The somatostatin analogue octreotide inhibits angiogenesis in the earliest, but not in advanced, stages of portal hypertension in rats

Background: Angiogenesis is an important determinant of the pathophysiology of portal hypertension contributing to the formation of portosystemic collateral vessels and the hyperdynamic splanchnic circulation associated to this syndrome. Somatostatin and its analogues, like octreotide, have been shown to be powerful inhibitors of experimental angiogenesis. Aim: To determine whether octreotide has angioinhibitory effects in portal hypertensive rats. Methods: Partial portal vein-ligated (PPVL) rats were treated with octreotide or vehicle during 4 or 7 days. Splanchnic neovascularization and VEGF expression were determined by histological analysis and western blotting. Expression of the somatostatin receptor subtype 2 (SSTR2), which mediates the anti-angiogenic effects of octreotide, was also analyzed. Formation of portosystemic collaterals (radioactive microspheres) and hemodynamic parameters were also measured. Results: Octreotide treatment during 4 days markedly and significantly decreased splanchnic neovascularization, VEGF expression by 63% and portal pressure by 15%, whereas portosystemic collateralization and splanchnic blood flow were not modified. After 1 week of octreotide injection, portal pressure was reduced by 20%, but inhibition of angiogenesis escaped from octreotide therapy, a phenomenon that could be related to the finding that expression of SSTR2 receptor decreased progressively (up to 78% reduction) during the evolution of portal hypertension.
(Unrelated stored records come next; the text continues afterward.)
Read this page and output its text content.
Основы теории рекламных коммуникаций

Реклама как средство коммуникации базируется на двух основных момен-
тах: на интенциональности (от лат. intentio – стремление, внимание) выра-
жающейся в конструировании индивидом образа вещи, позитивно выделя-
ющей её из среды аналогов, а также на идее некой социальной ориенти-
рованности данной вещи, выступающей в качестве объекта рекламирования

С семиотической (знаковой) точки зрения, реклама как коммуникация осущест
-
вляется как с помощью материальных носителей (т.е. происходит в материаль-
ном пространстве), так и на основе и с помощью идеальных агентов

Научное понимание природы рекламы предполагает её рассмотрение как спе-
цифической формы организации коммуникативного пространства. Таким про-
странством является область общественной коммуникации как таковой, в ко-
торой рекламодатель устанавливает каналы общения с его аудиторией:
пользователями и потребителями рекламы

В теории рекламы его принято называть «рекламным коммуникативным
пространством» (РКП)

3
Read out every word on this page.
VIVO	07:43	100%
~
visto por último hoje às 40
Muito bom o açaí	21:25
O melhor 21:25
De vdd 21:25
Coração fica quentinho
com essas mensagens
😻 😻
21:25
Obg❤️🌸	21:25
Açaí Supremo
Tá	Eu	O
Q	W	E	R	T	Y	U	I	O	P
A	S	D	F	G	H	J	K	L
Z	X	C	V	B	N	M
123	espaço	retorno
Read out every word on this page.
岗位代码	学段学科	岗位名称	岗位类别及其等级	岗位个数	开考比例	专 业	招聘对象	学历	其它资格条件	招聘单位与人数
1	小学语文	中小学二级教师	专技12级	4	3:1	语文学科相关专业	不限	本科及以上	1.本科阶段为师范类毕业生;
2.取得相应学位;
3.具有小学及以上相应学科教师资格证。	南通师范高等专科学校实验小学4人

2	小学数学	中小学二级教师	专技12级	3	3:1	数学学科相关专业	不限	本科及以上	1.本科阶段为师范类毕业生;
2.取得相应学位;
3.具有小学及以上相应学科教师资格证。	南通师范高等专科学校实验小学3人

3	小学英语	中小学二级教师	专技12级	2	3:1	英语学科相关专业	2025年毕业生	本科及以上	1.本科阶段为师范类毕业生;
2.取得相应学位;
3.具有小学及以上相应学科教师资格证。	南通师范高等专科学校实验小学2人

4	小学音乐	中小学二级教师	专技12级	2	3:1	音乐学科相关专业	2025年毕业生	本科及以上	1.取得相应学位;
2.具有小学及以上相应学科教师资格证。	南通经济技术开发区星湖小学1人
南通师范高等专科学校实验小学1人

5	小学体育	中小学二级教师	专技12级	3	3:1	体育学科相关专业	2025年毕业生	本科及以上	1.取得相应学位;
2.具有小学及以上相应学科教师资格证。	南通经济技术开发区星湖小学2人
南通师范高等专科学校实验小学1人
Conclusion: This study provides the first experimental evidence showing that octreotide may be an effective anti-angiogenic therapy early after induction of portal hypertension, but not in advanced stages most likely due to SSTR2 down-regulation during the progression of portal hypertension in rats. These findings shed light on new mechanisms of action of octreotide in portal hypertension.